Durante minha pesquisa de doutorado, denominada Trajetória de Formação do Telejornalista Brasileiro, tive a oportunidade de entrevistar o jornalista Fernando Barbosa Lima, em 20 de novembro de 2006. Com uma conversa agradável, ele contou toda a sua carreira na televisão brasileira. Segue abaixo um pouco dessa conversa.


Valquíria Passos Kneipp: Qual que é a sua formação? Você chegou a cursar alguma universidade?

Fernando Barbosa Lima: Não. Vou te contar um pouco como é que eu comecei a trabalhar. Primeiro, como desenhista, porque eu tinha feito alguns cursos de arte. Tinha estudado desenho. Comecei a trabalhar como desenhista de uma agência de publicidade chamada Standard Propaganda, que hoje é... Naquela época era a melhor agência do Brasil, mais criativa, era uma agência incrível. Depois de fazer um belo aprendizado em desenho na Standard, eu resolvi partir um pouco para a parte escrita; aí fui trabalhar em um jornal em São Paulo, chamado O Tempo.
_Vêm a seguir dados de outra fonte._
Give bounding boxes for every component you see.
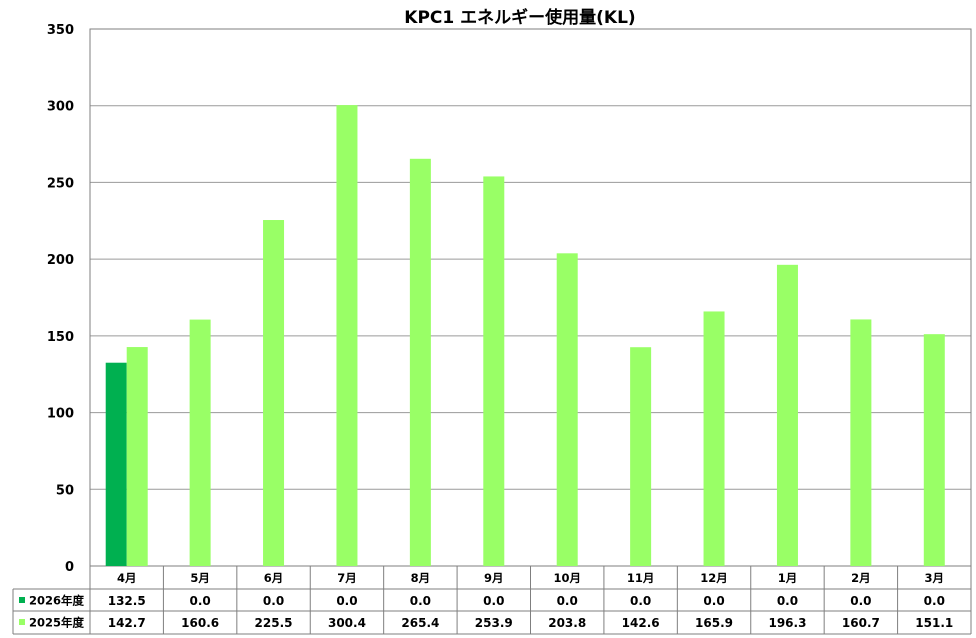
legend-label: 2025年度: [29, 616, 85, 630]
category-label: 9月: [484, 571, 504, 585]
table-value: 196.3: [768, 616, 806, 630]
table-value: 0.0: [336, 594, 357, 608]
table-value: 0.0: [189, 594, 210, 608]
table-value: 203.8: [548, 616, 586, 630]
category-label: 11月: [627, 571, 655, 585]
y-axis: 0 50 100 150 200 250 300 350: [47, 23, 74, 575]
data-table: 4月 5月 6月 7月 8月 9月 10月 11月 12月 1月 2月 3月 2026年度 132.5 0.…: [12, 566, 972, 635]
bar-2025: [703, 311, 725, 566]
category-label: 1月: [778, 571, 798, 585]
table-value: 0.0: [557, 594, 578, 608]
bar-2026: [105, 362, 127, 566]
category-label: 8月: [411, 571, 431, 585]
bars: [105, 105, 945, 567]
category-label: 6月: [264, 571, 284, 585]
y-tick-label: 50: [56, 483, 74, 498]
bar-2025: [483, 176, 505, 566]
bar-2025: [263, 220, 285, 567]
table-value: 151.1: [915, 616, 953, 630]
category-label: 12月: [700, 571, 728, 585]
table-value: 300.4: [328, 616, 366, 630]
table-value: 0.0: [703, 594, 724, 608]
table-value: 0.0: [924, 594, 945, 608]
category-label: 7月: [337, 571, 357, 585]
bar-2025: [126, 347, 148, 566]
category-label: 10月: [553, 571, 581, 585]
table-value: 0.0: [850, 594, 871, 608]
table-value: 165.9: [695, 616, 733, 630]
table-value: 0.0: [263, 594, 284, 608]
legend-swatch: [19, 597, 25, 603]
category-label: 4月: [117, 571, 137, 585]
bar-2025: [630, 347, 652, 566]
table-value: 0.0: [410, 594, 431, 608]
table-value: 0.0: [777, 594, 798, 608]
bar-2025: [556, 253, 578, 567]
table-value: 142.7: [108, 616, 146, 630]
legend-label: 2026年度: [29, 594, 85, 608]
category-label: 5月: [190, 571, 210, 585]
table-value: 253.9: [475, 616, 513, 630]
table-value: 132.5: [108, 594, 146, 608]
y-tick-label: 200: [47, 253, 74, 268]
y-tick-label: 0: [65, 560, 74, 575]
table-value: 142.6: [622, 616, 660, 630]
y-tick-label: 250: [47, 176, 74, 191]
bar-2025: [923, 334, 945, 566]
table-value: 265.4: [401, 616, 439, 630]
table-value: 0.0: [483, 594, 504, 608]
legend-swatch: [19, 619, 25, 625]
category-label: 3月: [925, 571, 945, 585]
table-value: 160.7: [842, 616, 880, 630]
y-tick-label: 100: [47, 407, 74, 422]
gridlines: [89, 28, 972, 567]
plot-area: [89, 28, 972, 567]
chart-title: KPC1 エネルギー使用量(KL): [404, 7, 635, 28]
bar-2025: [336, 105, 358, 566]
table-value: 160.6: [181, 616, 219, 630]
y-tick-label: 300: [47, 100, 74, 115]
bar-2025: [189, 319, 211, 566]
bar-2025: [850, 319, 872, 566]
bar-2025: [776, 264, 798, 566]
table-value: 0.0: [630, 594, 651, 608]
y-tick-label: 150: [47, 330, 74, 345]
category-label: 2月: [851, 571, 871, 585]
table-value: 225.5: [255, 616, 293, 630]
bar-2025: [409, 158, 431, 566]
y-tick-label: 350: [47, 23, 74, 38]
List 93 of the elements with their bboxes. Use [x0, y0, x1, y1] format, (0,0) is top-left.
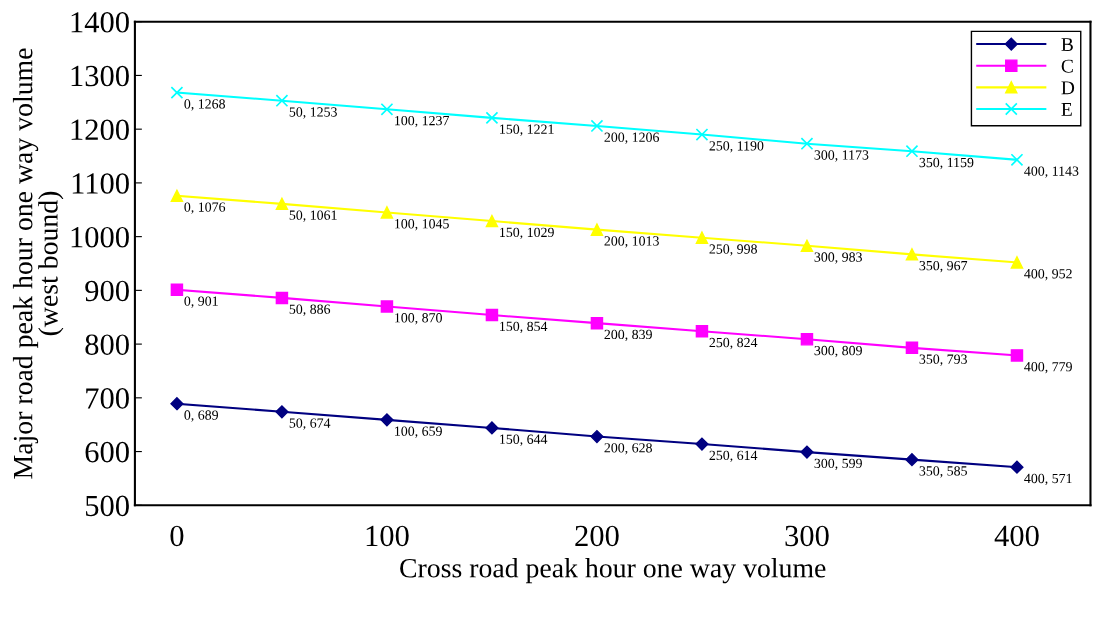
- y-tick-label: 700: [86, 388, 129, 409]
- point: [590, 316, 604, 330]
- data-label: 350, 793: [919, 354, 967, 366]
- point: [170, 86, 184, 100]
- point: [170, 283, 184, 297]
- data-label: 200, 839: [604, 329, 652, 342]
- point: [800, 333, 814, 346]
- data-label: 300, 1173: [814, 150, 869, 162]
- point: [695, 128, 709, 141]
- point: [1010, 153, 1024, 167]
- data-label: 150, 854: [500, 321, 548, 334]
- data-label: 350, 585: [919, 466, 967, 478]
- point: [485, 214, 499, 228]
- data-label: 250, 614: [709, 450, 758, 463]
- data-label: 0, 1268: [184, 99, 225, 111]
- data-label: 100, 1045: [395, 219, 449, 231]
- legend-label: E: [1061, 103, 1072, 116]
- y-tick-label: 800: [85, 334, 129, 355]
- data-label: 50, 886: [289, 304, 331, 316]
- y-tick-label: 1100: [72, 173, 129, 194]
- data-label: 100, 659: [395, 426, 442, 438]
- data-label: 0, 689: [184, 410, 219, 422]
- x-tick-label: 200: [575, 525, 619, 547]
- legend-label: C: [1061, 59, 1073, 73]
- point: [1010, 349, 1024, 362]
- y-tick-label: 1300: [71, 65, 129, 87]
- point: [380, 300, 394, 313]
- data-label: 250, 1190: [709, 141, 764, 153]
- data-label: 200, 628: [604, 443, 652, 455]
- point: [380, 206, 394, 219]
- point: [590, 119, 604, 133]
- point: [905, 144, 919, 158]
- x-tick-label: 0: [170, 525, 184, 547]
- point: [170, 189, 184, 203]
- point: [380, 413, 394, 427]
- point: [800, 137, 814, 151]
- data-label: 350, 1159: [919, 157, 974, 170]
- data-label: 400, 1143: [1024, 166, 1079, 178]
- data-label: 100, 1237: [395, 115, 450, 128]
- point: [275, 197, 289, 211]
- data-label: 50, 1253: [289, 107, 337, 119]
- x-axis-title: Cross road peak hour one way volume: [400, 558, 826, 584]
- y-tick-label: 1000: [71, 226, 129, 248]
- data-label: 300, 599: [814, 458, 862, 471]
- point: [485, 111, 499, 125]
- point: [695, 437, 709, 451]
- data-label: 250, 824: [709, 337, 758, 350]
- point: [905, 453, 919, 467]
- data-label: 150, 1221: [500, 124, 554, 136]
- y-tick-label: 500: [86, 495, 129, 517]
- y-axis-title: Major road peak hour one way volume (west bound): [12, 48, 64, 479]
- data-label: 50, 1061: [289, 210, 337, 222]
- data-label: 250, 998: [709, 244, 757, 256]
- x-tick-label: 300: [785, 525, 829, 547]
- data-label: 0, 901: [184, 296, 218, 308]
- data-label: 100, 870: [395, 313, 442, 325]
- data-label: 0, 1076: [184, 202, 226, 214]
- y-tick-label: 1200: [71, 119, 129, 141]
- y-tick-label: 1400: [71, 11, 129, 33]
- point: [695, 324, 709, 338]
- data-label: 200, 1206: [604, 132, 660, 144]
- data-label: 150, 1029: [500, 227, 554, 240]
- data-label: 300, 983: [814, 252, 862, 264]
- point: [275, 291, 289, 305]
- data-label: 150, 644: [500, 434, 548, 446]
- point: [695, 231, 709, 244]
- y-tick-label: 600: [85, 441, 129, 463]
- y-tick-label: 900: [85, 280, 129, 302]
- data-label: 400, 952: [1024, 269, 1072, 281]
- legend-label: B: [1061, 38, 1073, 51]
- point: [275, 405, 289, 419]
- data-label: 350, 967: [919, 260, 968, 273]
- x-tick-label: 100: [366, 525, 409, 547]
- point: [800, 445, 814, 459]
- point: [170, 397, 184, 411]
- point: [590, 223, 604, 236]
- point: [275, 94, 289, 108]
- data-label: 400, 779: [1024, 361, 1072, 374]
- legend-label: D: [1061, 81, 1075, 95]
- data-label: 400, 571: [1024, 473, 1072, 486]
- point: [1010, 460, 1024, 474]
- point: [905, 248, 919, 261]
- data-label: 50, 674: [289, 418, 331, 430]
- data-label: 300, 809: [814, 345, 862, 358]
- point: [800, 239, 814, 253]
- point: [380, 102, 394, 116]
- x-tick-label: 400: [994, 525, 1039, 547]
- point: [590, 429, 604, 444]
- point: [905, 341, 919, 355]
- data-label: 200, 1013: [604, 236, 659, 248]
- point: [1010, 256, 1024, 269]
- point: [485, 308, 499, 322]
- point: [485, 421, 499, 435]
Esse jornal era dirigido pelo Emil Saqueta, famoso trotskista, que inclusive escreveu um livro sobre trotskismo. Eu trabalhei nesse jornal durante um ano, mais ou menos.

Mas o jornal não foi bem, não. O Emil Saqueta era, na verdade, um grande nacionalista. Ele não aceitava os anúncios internacionais. Acabou falindo. Voltei pro Rio. Na minha volta ao Rio, eu montei uma pequena empresa de publicidade e de produção.

Eu era muito jovem ainda, tinha uns 21, 22 anos nessa fase. Então, na verdade eu sou uma pessoa mais ou menos feita disso. Quero dizer, eu tinha terminado o clássico, o colégio. Não quis ser advogado, minha mãe queria que eu fosse advogado. E aí, foi que eu fiz um programa de televisão chamado Cruzeiro Musical. Esse programa foi interessante porque eu estava na casa dos meus pais, uma casa grande, em Botafogo, na varanda, assistindo televisão. Estava a televisão ligada e ninguém vendo.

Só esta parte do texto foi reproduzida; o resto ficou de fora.